Surprisingly, he said, the money disappeared without trace in March 2012.
“This became clear when the M&T Bank was forced to close the accounts of Nigerian Embassy and to terminate all banking relations with the embassy at the beginning of 2012,” he said.
According to him, since March 2012, no explanation had been given as to the whereabouts of funds which were in the bank accounts when the incumbent assumed office.
The chairman, Senate committee on foreign affairs, MatthewNwagwu, confirmed that the committee received the petition alleging embezzlement of funds in Nigeria’s embassy in Washington.
“There is a petition before the committee on the issue. We have the petition and we are taking it on the face value.

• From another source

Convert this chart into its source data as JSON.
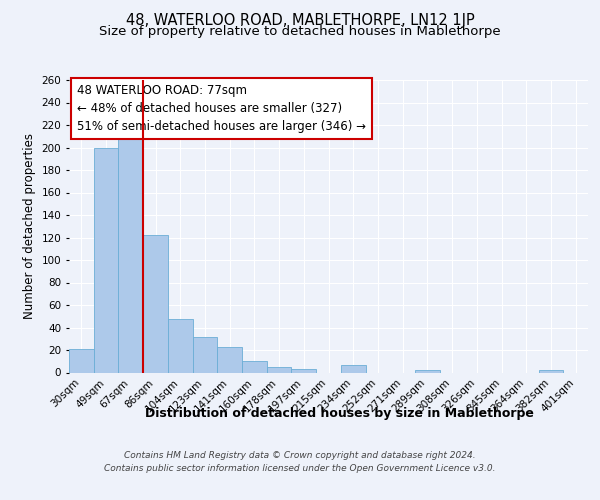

“We are giving this opportunity to the minister and ambassador to explain what happened. It is alleged that the resources were squandered by embassy officials.
“Ours is to give you a chance to address the committee, to tell us what you know about the administration and management of the fund within your tenure from 2004 till date.
Journalists were, however, ordered out of the committee room before the testimonies of the three envoys were taken.